Here We Are in 2009
Happy New Year.
As we stand at the dawn of a new age, the beginning of 2009, I have one resolution I am determined to work at which is keeping this website up and running more fully than I have paid attention to it in the past. I have gotten through my first semester of my PhD program and assume that I have worked out some of the bugs inevitable within the context of figuring out how school life works again. I am re-focused on the issues at hand.....public policy, its social and environmental effects, and the generation of honest and substantive public dialogue over the meaning of American citizenship and mending the fences erected against our relationship with nature.

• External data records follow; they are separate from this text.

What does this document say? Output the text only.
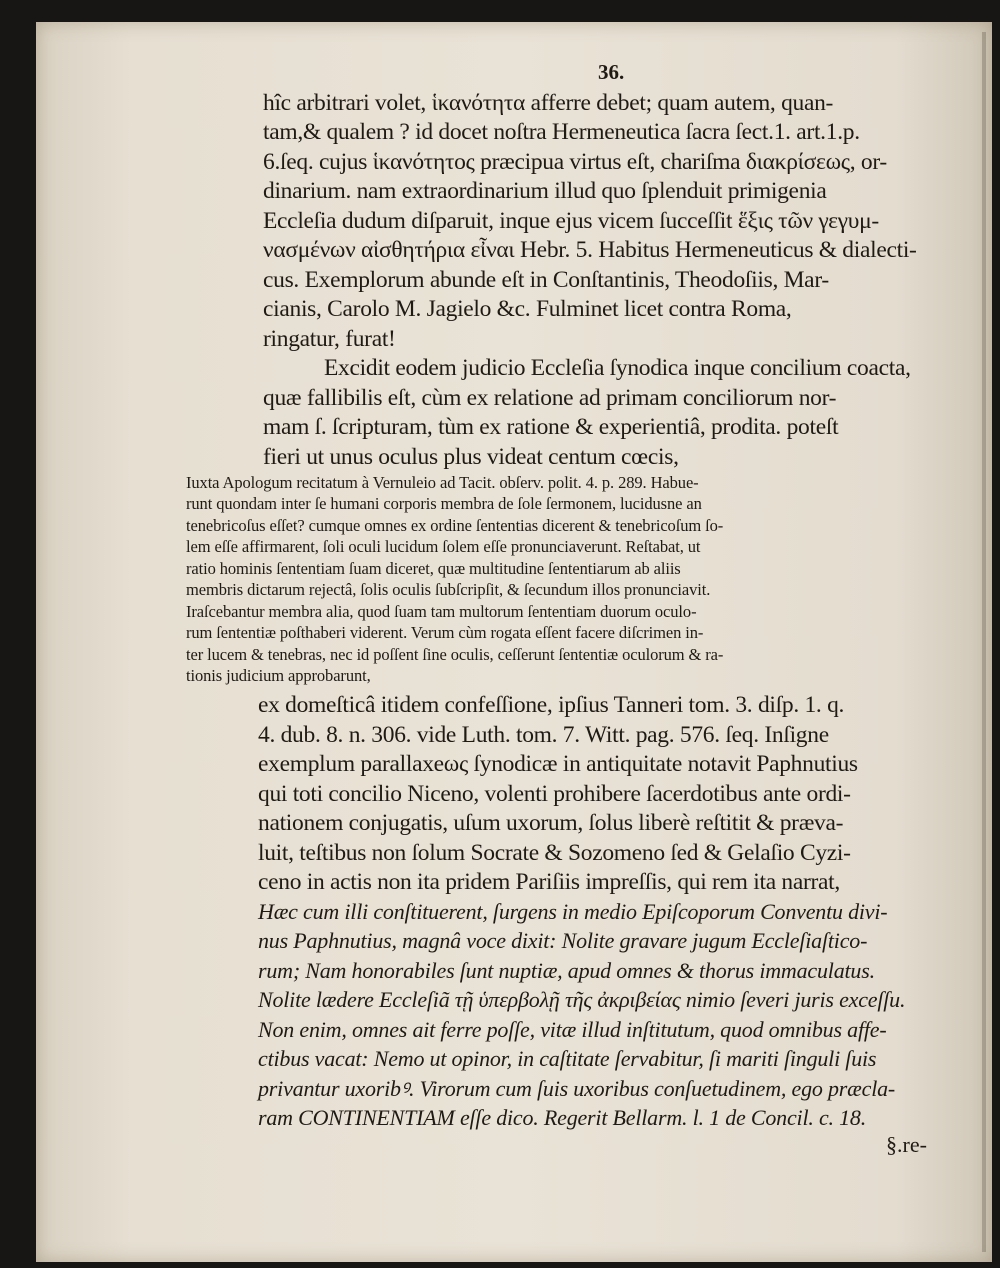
36.
hîc arbitrari volet, ἱκανότητα afferre debet; quam autem, quan-
tam,& qualem ? id docet noſtra Hermeneutica ſacra ſect.1. art.1.p.
6.ſeq. cujus ἱκανότητος præcipua virtus eſt, chariſma διακρίσεως, or-
dinarium. nam extraordinarium illud quo ſplenduit primigenia
Eccleſia dudum diſparuit, inque ejus vicem ſucceſſit ἕξις τῶν γεγυμ-
νασμένων αἰσθητήρια εἶναι Hebr. 5. Habitus Hermeneuticus & dialecti-
cus. Exemplorum abunde eſt in Conſtantinis, Theodoſiis, Mar-
cianis, Carolo M. Jagielo &c. Fulminet licet contra Roma,
ringatur, furat!
Excidit eodem judicio Eccleſia ſynodica inque concilium coacta,
quæ fallibilis eſt, cùm ex relatione ad primam conciliorum nor-
mam ſ. ſcripturam, tùm ex ratione & experientiâ, prodita. poteſt
fieri ut unus oculus plus videat centum cœcis,
Iuxta Apologum recitatum à Vernuleio ad Tacit. obſerv. polit. 4. p. 289. Habue-
runt quondam inter ſe humani corporis membra de ſole ſermonem, lucidusne an
tenebricoſus eſſet? cumque omnes ex ordine ſententias dicerent & tenebricoſum ſo-
lem eſſe affirmarent, ſoli oculi lucidum ſolem eſſe pronunciaverunt. Reſtabat, ut
ratio hominis ſententiam ſuam diceret, quæ multitudine ſententiarum ab aliis
membris dictarum rejectâ, ſolis oculis ſubſcripſit, & ſecundum illos pronunciavit.
Iraſcebantur membra alia, quod ſuam tam multorum ſententiam duorum oculo-
rum ſententiæ poſthaberi viderent. Verum cùm rogata eſſent facere diſcrimen in-
ter lucem & tenebras, nec id poſſent ſine oculis, ceſſerunt ſententiæ oculorum & ra-
tionis judicium approbarunt,
ex domeſticâ itidem confeſſione, ipſius Tanneri tom. 3. diſp. 1. q.
4. dub. 8. n. 306. vide Luth. tom. 7. Witt. pag. 576. ſeq. Inſigne
exemplum parallaxeως ſynodicæ in antiquitate notavit Paphnutius
qui toti concilio Niceno, volenti prohibere ſacerdotibus ante ordi-
nationem conjugatis, uſum uxorum, ſolus liberè reſtitit & præva-
luit, teſtibus non ſolum Socrate & Sozomeno ſed & Gelaſio Cyzi-
ceno in actis non ita pridem Pariſiis impreſſis, qui rem ita narrat,
Hæc cum illi conſtituerent, ſurgens in medio Epiſcoporum Conventu divi-
nus Paphnutius, magnâ voce dixit: Nolite gravare jugum Eccleſiaſtico-
rum; Nam honorabiles ſunt nuptiæ, apud omnes & thorus immaculatus.
Nolite lædere Eccleſiã τῇ ὑπερβολῇ τῆς ἀκριβείας nimio ſeveri juris exceſſu.
Non enim, omnes ait ferre poſſe, vitæ illud inſtitutum, quod omnibus affe-
ctibus vacat: Nemo ut opinor, in caſtitate ſervabitur, ſi mariti ſinguli ſuis
privantur uxoribꝰ. Virorum cum ſuis uxoribus conſuetudinem, ego præcla-
ram CONTINENTIAM eſſe dico. Regerit Bellarm. l. 1 de Concil. c. 18.
§.re-
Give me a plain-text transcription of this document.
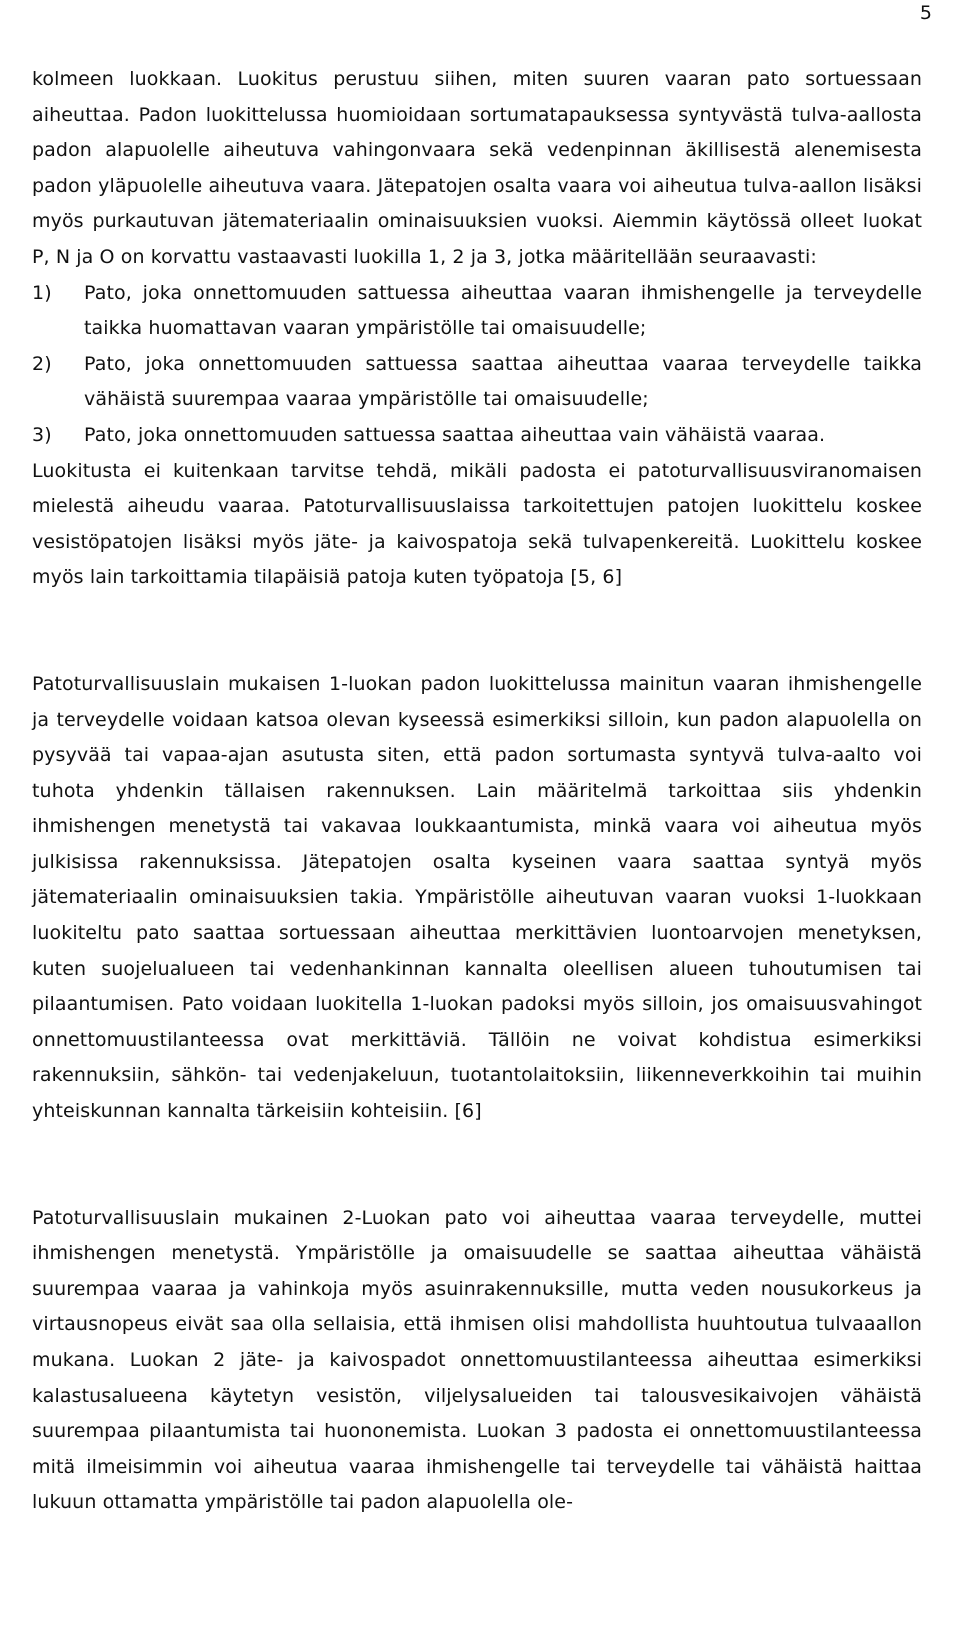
5

kolmeen luokkaan. Luokitus perustuu siihen, miten suuren vaaran pato sortuessaan aiheuttaa. Padon luokittelussa huomioidaan sortumatapauksessa syntyvästä tulva-aallosta padon alapuolelle aiheutuva vahingonvaara sekä vedenpinnan äkillisestä alenemisesta padon yläpuolelle aiheutuva vaara. Jätepatojen osalta vaara voi aiheutua tulva-aallon lisäksi myös purkautuvan jätemateriaalin ominaisuuksien vuoksi. Aiemmin käytössä olleet luokat P, N ja O on korvattu vastaavasti luokilla 1, 2 ja 3, jotka määritellään seuraavasti:

1) Pato, joka onnettomuuden sattuessa aiheuttaa vaaran ihmishengelle ja terveydelle taikka huomattavan vaaran ympäristölle tai omaisuudelle;
2) Pato, joka onnettomuuden sattuessa saattaa aiheuttaa vaaraa terveydelle taikka vähäistä suurempaa vaaraa ympäristölle tai omaisuudelle;
3) Pato, joka onnettomuuden sattuessa saattaa aiheuttaa vain vähäistä vaaraa.

Luokitusta ei kuitenkaan tarvitse tehdä, mikäli padosta ei patoturvallisuusviranomaisen mielestä aiheudu vaaraa. Patoturvallisuuslaissa tarkoitettujen patojen luokittelu koskee vesistöpatojen lisäksi myös jäte- ja kaivospatoja sekä tulvapenkereitä. Luokittelu koskee myös lain tarkoittamia tilapäisiä patoja kuten työpatoja [5, 6]

Patoturvallisuuslain mukaisen 1-luokan padon luokittelussa mainitun vaaran ihmishengelle ja terveydelle voidaan katsoa olevan kyseessä esimerkiksi silloin, kun padon alapuolella on pysyvää tai vapaa-ajan asutusta siten, että padon sortumasta syntyvä tulva-aalto voi tuhota yhdenkin tällaisen rakennuksen. Lain määritelmä tarkoittaa siis yhdenkin ihmishengen menetystä tai vakavaa loukkaantumista, minkä vaara voi aiheutua myös julkisissa rakennuksissa. Jätepatojen osalta kyseinen vaara saattaa syntyä myös jätemateriaalin ominaisuuksien takia. Ympäristölle aiheutuvan vaaran vuoksi 1-luokkaan luokiteltu pato saattaa sortuessaan aiheuttaa merkittävien luontoarvojen menetyksen, kuten suojelualueen tai vedenhankinnan kannalta oleellisen alueen tuhoutumisen tai pilaantumisen. Pato voidaan luokitella 1-luokan padoksi myös silloin, jos omaisuusvahingot onnettomuustilanteessa ovat merkittäviä. Tällöin ne voivat kohdistua esimerkiksi rakennuksiin, sähkön- tai vedenjakeluun, tuotantolaitoksiin, liikenneverkkoihin tai muihin yhteiskunnan kannalta tärkeisiin kohteisiin. [6]

Patoturvallisuuslain mukainen 2-Luokan pato voi aiheuttaa vaaraa terveydelle, muttei ihmishengen menetystä. Ympäristölle ja omaisuudelle se saattaa aiheuttaa vähäistä suurempaa vaaraa ja vahinkoja myös asuinrakennuksille, mutta veden nousukorkeus ja virtausnopeus eivät saa olla sellaisia, että ihmisen olisi mahdollista huuhtoutua tulvaaallon mukana. Luokan 2 jäte- ja kaivospadot onnettomuustilanteessa aiheuttaa esimerkiksi kalastusalueena käytetyn vesistön, viljelysalueiden tai talousvesikaivojen vähäistä suurempaa pilaantumista tai huononemista. Luokan 3 padosta ei onnettomuustilanteessa mitä ilmeisimmin voi aiheutua vaaraa ihmishengelle tai terveydelle tai vähäistä haittaa lukuun ottamatta ympäristölle tai padon alapuolella ole-
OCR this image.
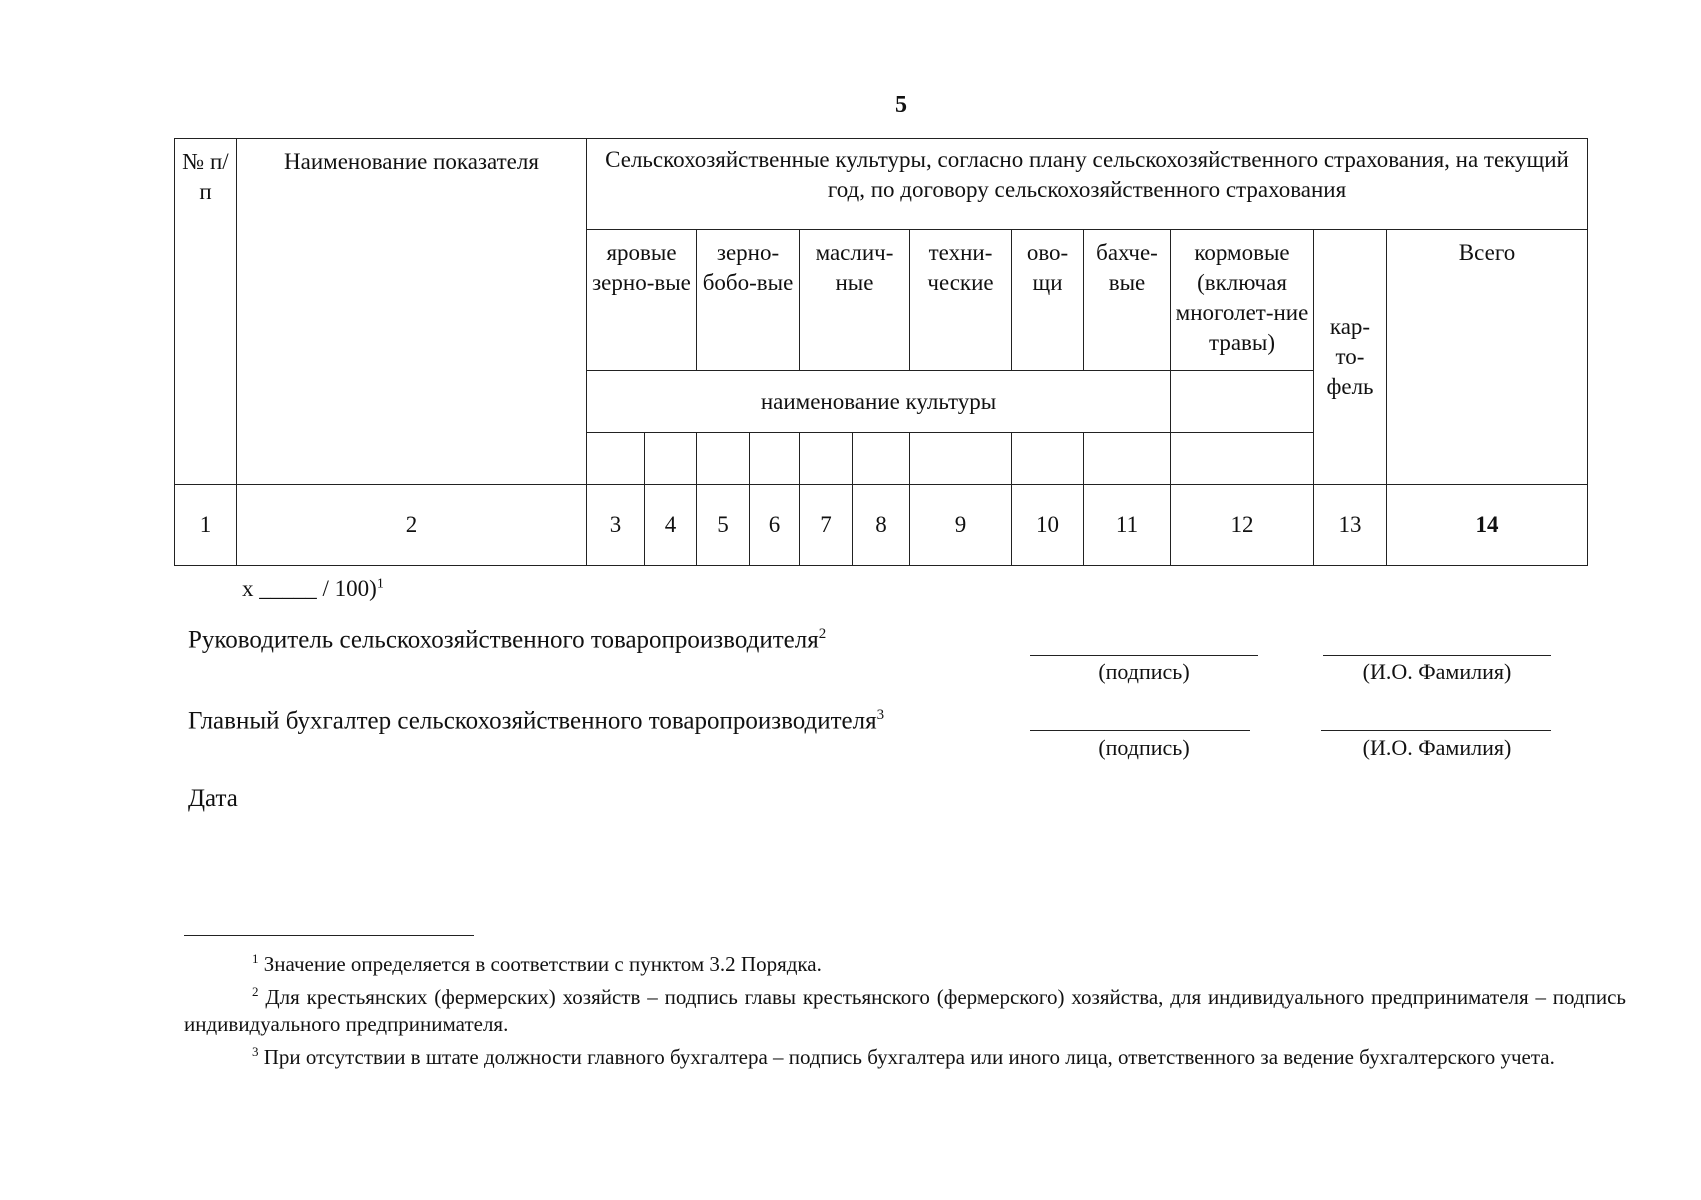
5
№ п/п	Наименование показателя	Сельскохозяйственные культуры, согласно плану сельскохозяйственного страхования, на текущий год, по договору сельскохозяйственного страхования											
		яровые зерно-вые		зерно-бобо-вые		маслич-ные		техни-ческие	ово-щи	бахче-вые	кормовые (включая многолет-ние травы)	кар-то-фель	Всего
		наименование культуры											

1	2	3	4	5	6	7	8	9	10	11	12	13	14
x _____ / 100)$^1$
Руководитель сельскохозяйственного товаропроизводителя$^2$
(подпись)	(И.О. Фамилия)
Главный бухгалтер сельскохозяйственного товаропроизводителя$^3$
(подпись)	(И.О. Фамилия)
Дата

$^1$ Значение определяется в соответствии с пунктом 3.2 Порядка.

$^2$ Для крестьянских (фермерских) хозяйств – подпись главы крестьянского (фермерского) хозяйства, для индивидуального предпринимателя – подпись индивидуального предпринимателя.

$^3$ При отсутствии в штате должности главного бухгалтера – подпись бухгалтера или иного лица, ответственного за ведение бухгалтерского учета.
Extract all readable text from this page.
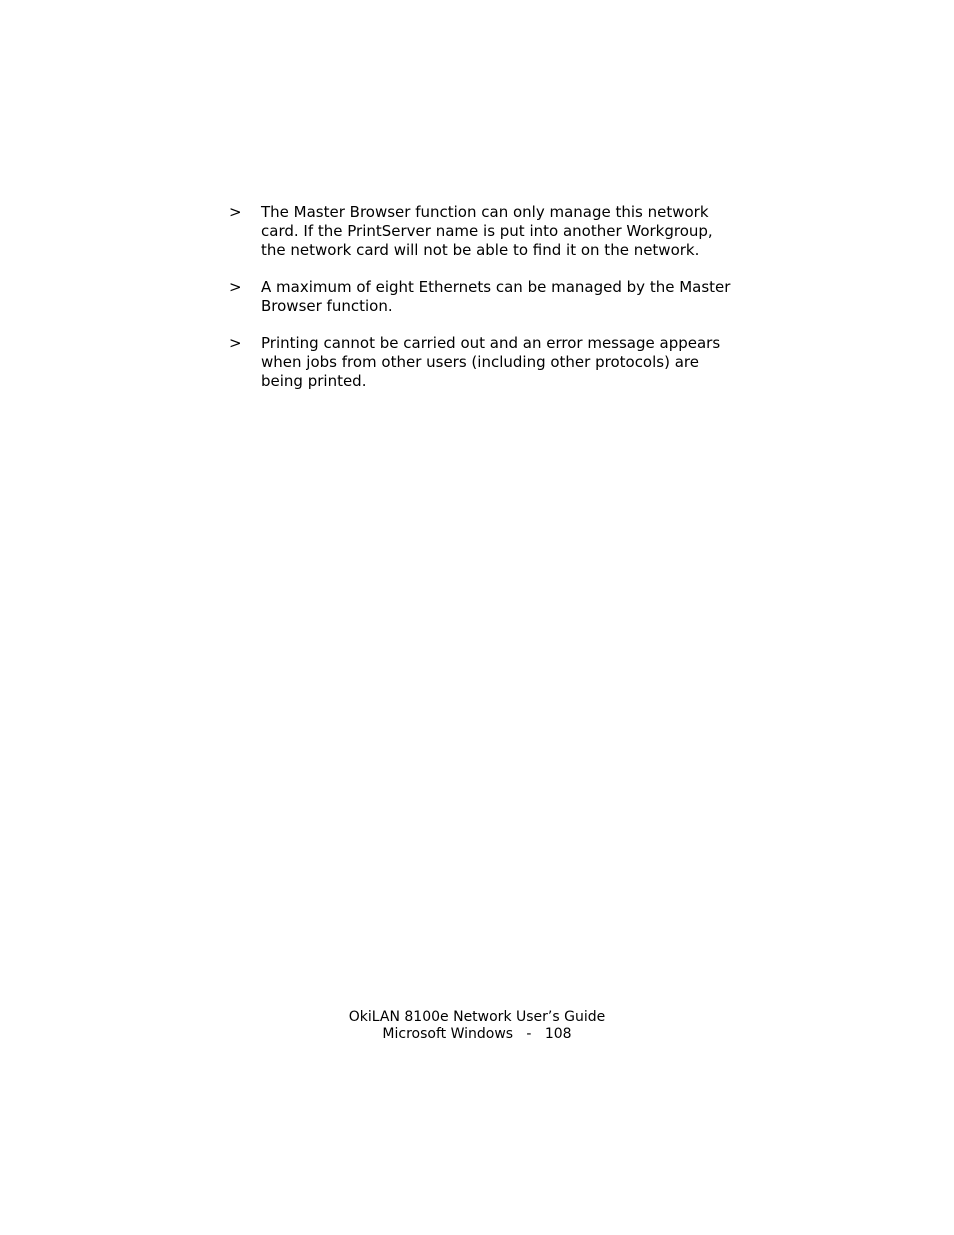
>	The Master Browser function can only manage this network
card. If the PrintServer name is put into another Workgroup,
the network card will not be able to find it on the network.
>	A maximum of eight Ethernets can be managed by the Master
Browser function.
>	Printing cannot be carried out and an error message appears
when jobs from other users (including other protocols) are
being printed.
OkiLAN 8100e Network User’s Guide
Microsoft Windows   -   108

2008 was a banner year for the downward turn in the economy, the endless cycle of war throughout the world, and a failure to protect remaining lands and elevate the need to tackle important issues of poverty and social justice. All in all, the year could have been better but it was one which showed us clearly about the need for greater dialogue over a host of issues and it ushered in a tremendous growth of the centralized authority of the president with the treasury secretary taking nearly a trillion dollars (and who really knows how much more) into his own personal account to do with what he would. Hopefully, what he has been doing has been beneficial. It is so complicated it would be difficult for anyone to track what is truly going on.
The incoming president will need a great deal of support from the public and the media. This will come in strange ways at times, through letters, and protests, and investigations to keep the newly emergent majority party on its toes. The current governor of my original home state of Illinois deftly and capably proved to all of us how influence peddling and dirty politics grips individuals in both of the major parties.
The coming year presents us with a great many opportunities as well as the challenges. Everything will not change on January 21st, or by January 21st 2011. Things take time. I disagreed with President Bush on just about everything and I believe he was arrogant and ignorant in his attempts at leadership. I think he led the nation down a dark and dreary path with little hope and no joy. But I repeatedly gave him the benefit of the doubt and hoped and prayed he would overcome the substantial deficits of his personality. I can only ask the same of those who disagree with me or with the Obama agenda.
The green energy revolution he has promised which has been embraced by the likes of Thomas Friedman has been promised for my lifetime. It is not going to happen by fiat from the center. If we don’t all take our responsibilities as consumers and citizens responsibly, we will never move beyond incremental steps away from the destructive paths we have been traveling. I have heard a number of people say.....gosh he’s got a tough job......but sans support, it will be an unrealistic wish.
There is no reason we can not conduct business with a sense of what is beneficial for the whole of humanity. There is no reason we can not stop polluting poor neighborhoods and we can not lead the world in cleaning up from the mess of industrialization.
I know we can make changes which will be substantive and lasting if we desire to build a new future. The hope of America is change and environmentalism needs to focus on re-connecting people with nature and establishing a stronger bond between human beings and our natural environment.
The ringing in of the New Year is always a reminder to us of the choices open to us. We have made a historic choice in the last election and it is time to move beyond trying to see if we can eliminate his opportunities to succeed by working together. Narrow views are irrelevant for the time being but they will be back soon enough.
In the coming year, I hope to look at clean energy more fully; examine the effects of oil/gas drilling in the Intermountain West; investigate the reality of coal; analyze the conduct of business; look into urban sprawl; and learn and share about the other aspects both positive and negative, of environmental action and try to advocate for a more complete understanding of the importance of nature and our relationship with it.
Happy New Year. Let’s try to make it prosperous and just.